Dr. Greg and Beth Fowler with Hip 511, a Cairo Prince colt who sold for $200,000

Dr. Greg and Beth Fowler with Hip 511, a Cairo Prince colt who sold for $200,000

Keeneland Photo

Big Returns for Fowlers' Equest Thoroughbreds

Floridians' pinhooks and homebreds yield big returns.

Among the consignors producing big returns from modest investments at the Keeneland September yearling sale is the Equest Thoroughbreds operation of Dr. Greg and Beth Fowler.

During the Sept. 13 session, the Ocala, Fla.-based couple sold a Gio Ponti  colt, consigned as Hip 546, for $180,000 and a Congrats  filly, consigned as Hip 573, for $100,000. The Gio Ponti colt was bought for a modest $27,000 as a weanling and Congrats stood for a $35,000 fee when the couple mated their mare One in the Chamber to the stallion in 2015, when the current yearling crop was conceived.

The Fowlers had another pinhooking score Tuesday when a colt from the first crop of Cairo Prince  (Hip 511) sold for $200,000. He was acquired for $45,000.

Greg Fowler is an equine veterinarian and his wife handles the selection of weanlings to buy.
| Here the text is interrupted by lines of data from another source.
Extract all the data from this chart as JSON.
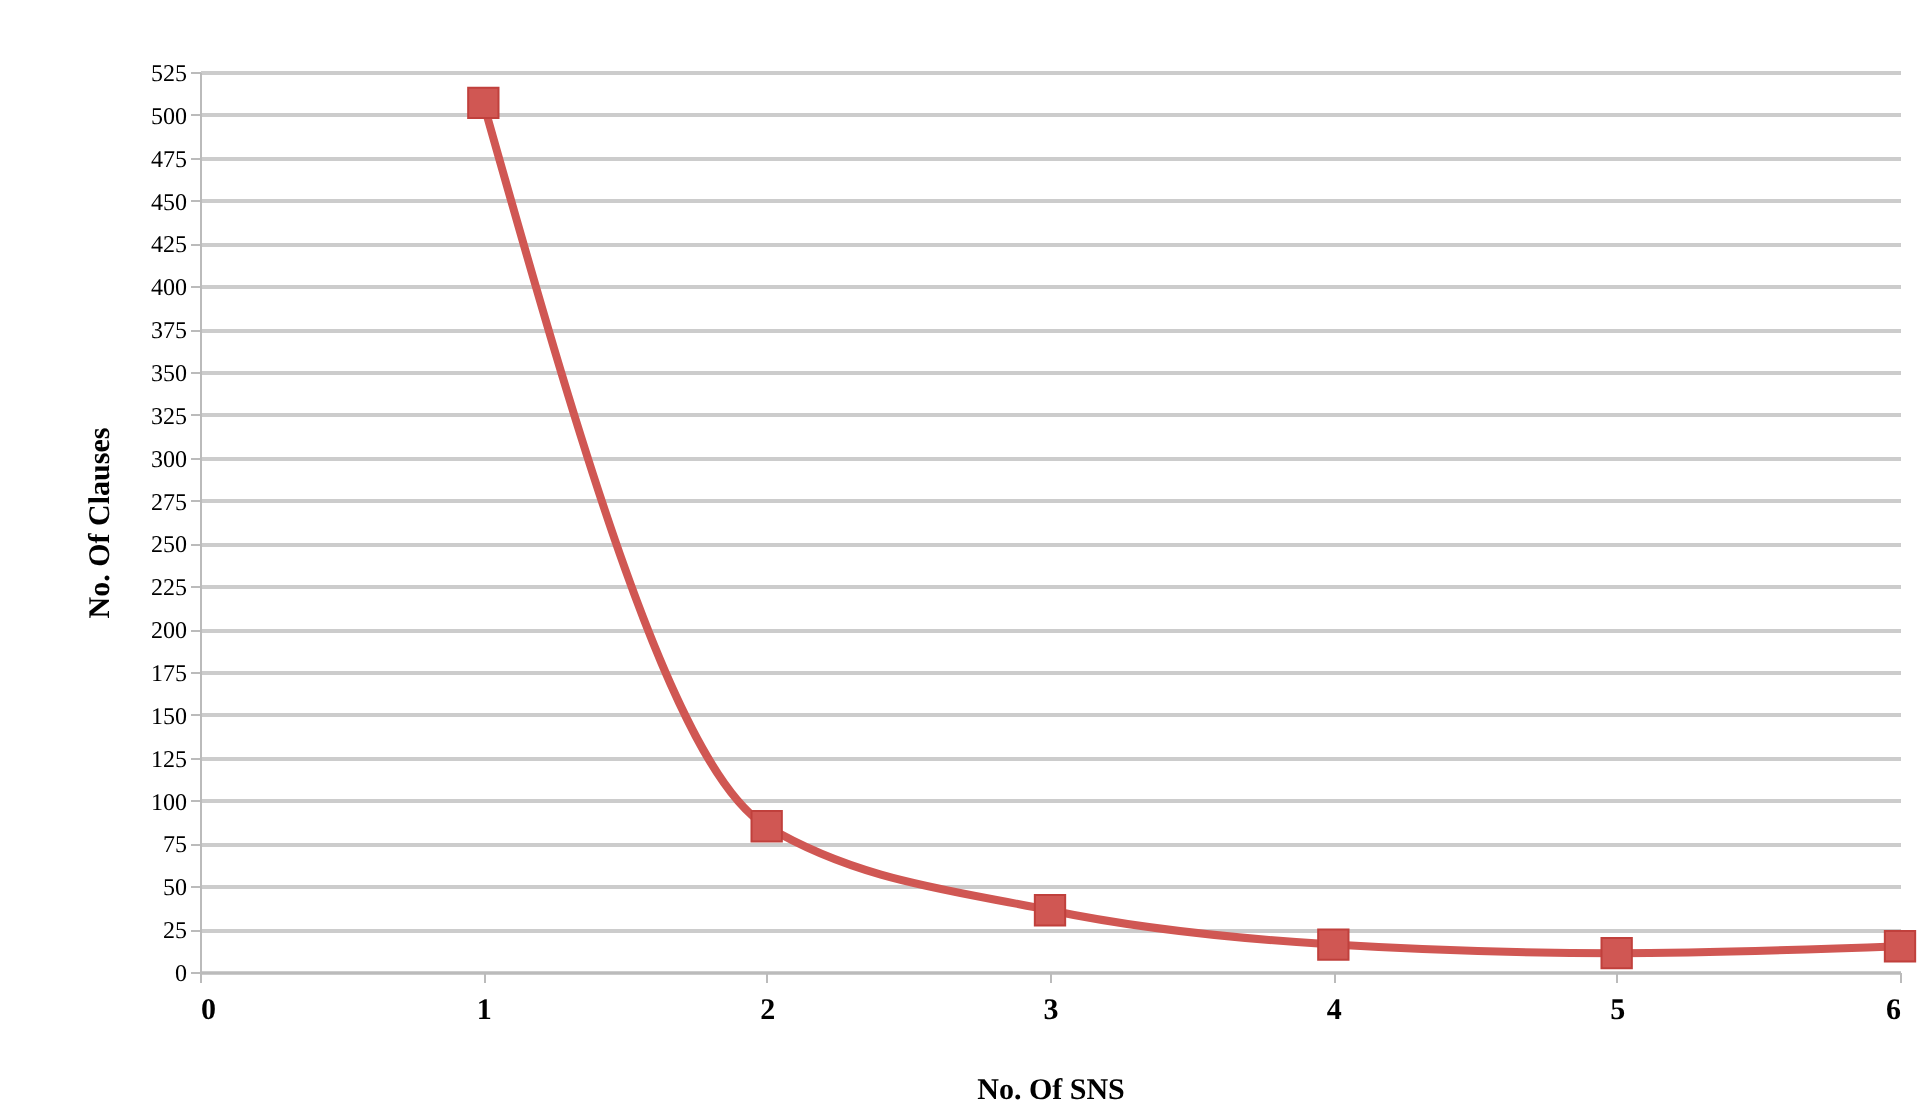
{
  "chart_data": {
    "type": "line",
    "xlabel": "No. Of SNS",
    "ylabel": "No. Of Clauses",
    "x": [
      1,
      2,
      3,
      4,
      5,
      6
    ],
    "series": [
      {
        "color": "#d05753",
        "values": [
          507,
          85,
          36,
          16,
          11,
          15
        ]
      }
    ],
    "xlim": [
      0,
      6
    ],
    "xticks": [
      0,
      1,
      2,
      3,
      4,
      5,
      6
    ],
    "ylim": [
      0,
      525
    ],
    "yticks": [
      0,
      25,
      50,
      75,
      100,
      125,
      150,
      175,
      200,
      225,
      250,
      275,
      300,
      325,
      350,
      375,
      400,
      425,
      450,
      475,
      500,
      525
    ],
    "grid": "y",
    "marker": "square",
    "line_style": "solid",
    "legend": false
  }
}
With limited resources, the Fowlers emphasize physical attributes and pedigree is a secondary factor in deciding which horses to buy, leading them to promising young stallions such as Cairo Prince.

"They must be an athlete and then we see the pedigree that goes with it," Beth Fowler said. "A lot of times (foals by first-crop sires) are more affordable and I look for something like the Cairo Prince colt who is a little less expensive but still a really nice individual."

"We first have to the have the individual and if we can afford the (pedigree) page, then we'll jump in there," said Greg Fowler, who takes a leave from his practice to attend the Kentucky sales.

The Fowlers said the decision to breed to Congrats was a result of previous success they had with the stallion. One of Congrats' top horses to date is grade 1 winner Emma's Encore, bred and sold by Equest for $2,000 as a yearling in 2010 after her veterinary reports were not reassuring to buyers.

The Fowlers, who have a 100-acre farm and have been buying horses for resell since 1997, said their biggest pinhooking score was a Hennessy colt bought privately after he went unsold for $75,000 and was then sold by Equest for $475,000.